Legislation began advancing in Pennsylvania on Monday to impose new restrictions on elective abortions as backers resumed a push that stalled last year amid a veto threat from Democratic Gov. Tom Wolf and opposition by Pennsylvania's largest doctors' organization.
A party-line committee vote Monday sent the bill to the full Senate. Even though it still requires floor votes in the House and Senate, the bill is expected to eventually reach Wolf's desk. Clear majorities in Pennsylvania's GOP-controlled House and Senate oppose abortion rights, but it is not clear that supporters are numerous enough to override an expected veto.
Wolf, who supports abortion rights, called the bill "radical and unconstitutional" and vowed to veto it.
Last year, a nearly identical version passed the House, 132-65, but it stalled just short of a Senate vote and died.
The primary feature of the bill would ban elective abortions after 20 weeks from the pregnant woman's last menstrual period, compared with 24 weeks in current law.
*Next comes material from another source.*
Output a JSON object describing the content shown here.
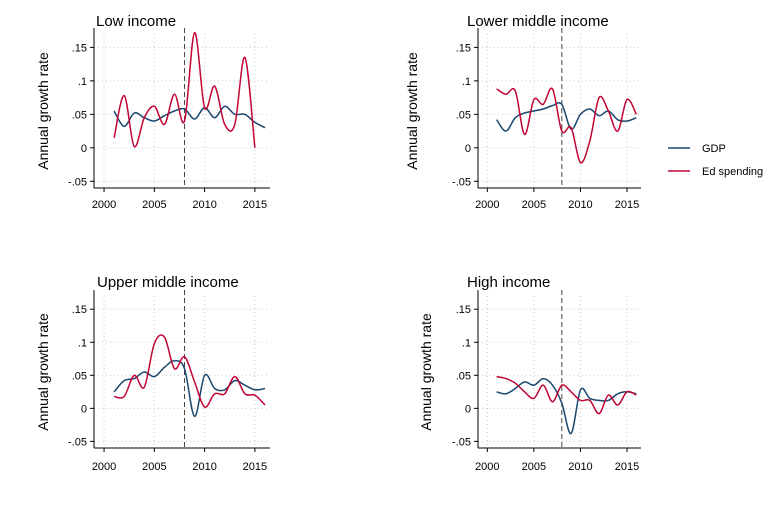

As many as 16 states have a similar ban, not including an Ohio law that will take effect in March, according to the nonprofit Guttmacher Institute, a research group that supports abortion rights.
Supporters said the 20-week limit reflected medical advances that make fetuses viable at earlier stages of pregnancy.
In a charged Judiciary Committee debate, Democrats accused Republicans of bypassing hearings on the bill and muscling through confusing legislation that could have consequences for families that are dealing with complicated medical circumstances.
The bill also would ban a procedure it calls a "dismemberment abortion" before 20 weeks and make it a felony to violate it. Supporters said the ban does not apply to a procedure commonly called a dilation-and-extraction procedure, the most common method of second-trimester abortion.
However, a "dismemberment abortion" is not a term used by medical professionals or groups, such as the American College of Obstetricians and Gynecologists, and opponents suggested the bill would have the effect of banning the dilation-and-extraction procedure after 20 weeks. Seven states ban the dilation-and-extraction procedure, according to the Guttmacher Institute.
The bill leaves does not remove exceptions for when a physician believes the procedure would save the mother's life or prevent impairment of the pregnant woman's major bodily function. It does not offer exceptions for pregnancies caused by rape and incest.
It also would add a requirement that a medical consultation with a physician be in person before an abortion.
The Pennsylvania Medical Society opposes the bill. In a letter sent to lawmakers last years, the doctors' group said the proposed changes would interfere with the relationship between physicians and patients and set a dangerous precedent by legislating specific treatment protocols.